Y sobre todo cuando vemos ciertos síntomas recientes que nos retrotraen a escenarios anteriores a ese fin del terrorismo. Así, mientras Plazaola se acoge a la protección de la organización y huye de la Justicia, Lasarte sale de prisión tras cumplir menos de veinte años por sus siete asesinatos: lo más triste es que ni las víctimas ni la sociedad en general van a tener que prepararse para aceptar una salida masiva similar, ya que son contadísimos los presos que han asumido el daño causado. O cuando la candidata por Bildu a la alcaldía de Bilbao nos propone una lista de renovación y cambio para los nuevos tiempos y resulta que de número dos va Lander Etxebarria, que saltó a los medios, en la época de la aprobación de la ley de Partidos, por boicotear los plenos vestido de payaso o poniéndose una mordaza y luego por el caso Udalbiltza, otra chapuza procesal más para cargar de razones a quienes desconfían del Estado. O, en fin, cuando nuestro inefable secretario de Paz va a reunirse de extranjis con un señalado preso de la izquierda abertzale, mientras todavía no ha tenido a bien hacerlo, en sus dos años largos de cargo, con nadie de nivel mediático parecido en el ámbito de las víctimas.

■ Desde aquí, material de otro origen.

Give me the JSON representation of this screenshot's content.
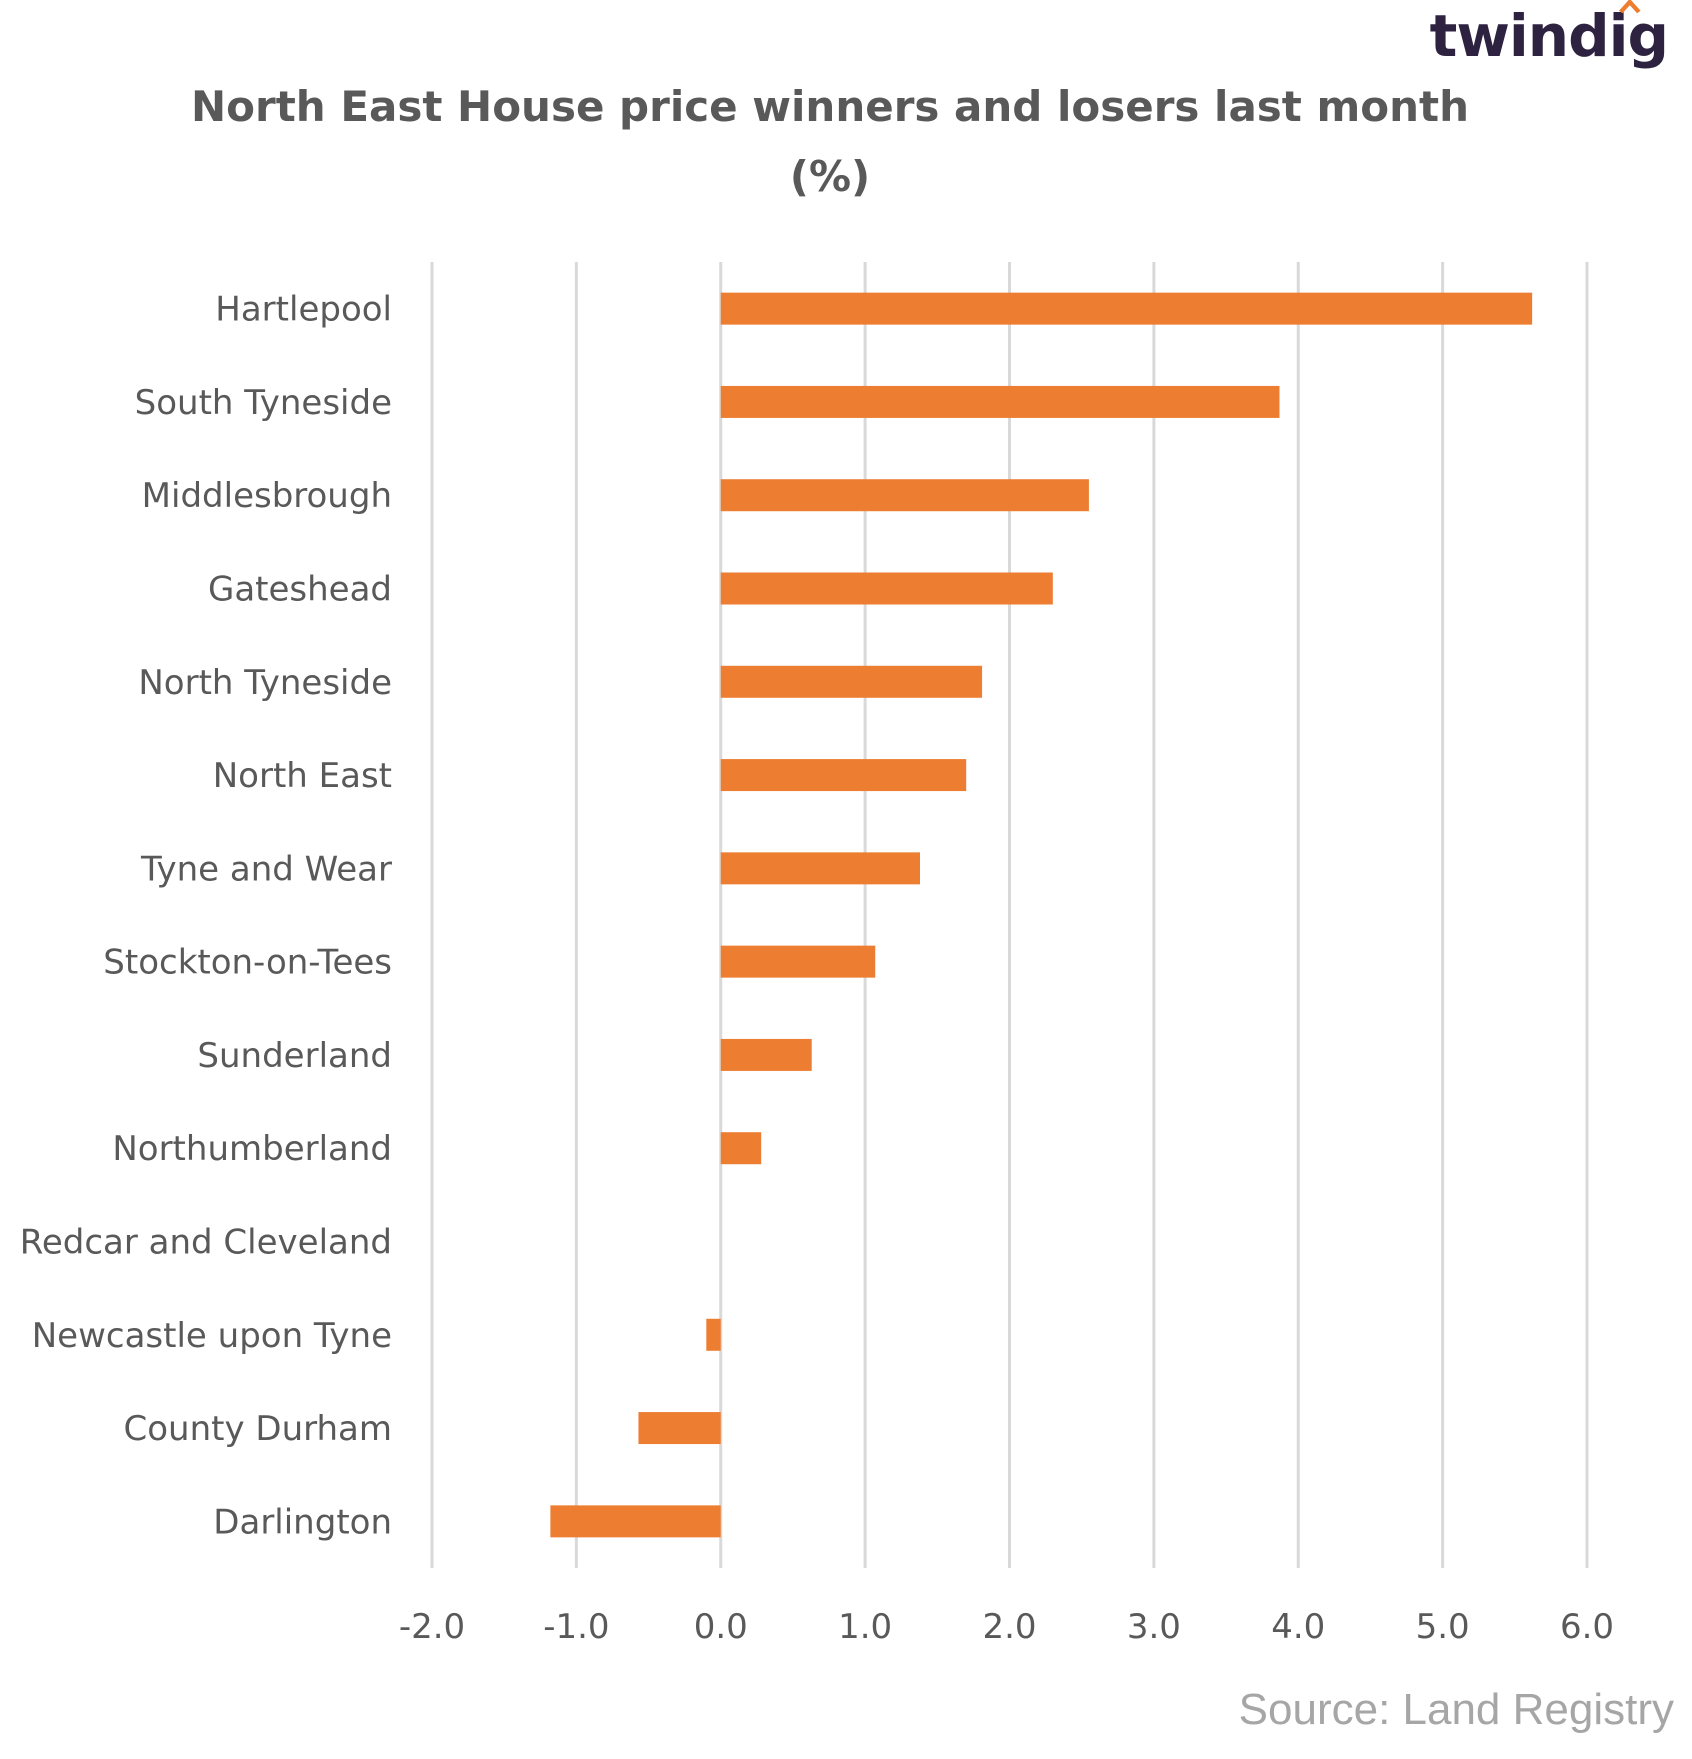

El Estado se va a tener que emplear a fondo, en un horizonte cada vez más próximo, si es que quiere ganar en Euskadi la batalla de la confianza perdida. Porque a muchos de los ciudadanos vascos que la perdieron tras los años de plomo les han metido en otra historia, la del derecho a decidir, donde les han explicado muy bien, sin que –durante décadas– por nadie se contradijera o cuestionara lo más mínimo, que es mucho mejor que no confíen en su propio Estado.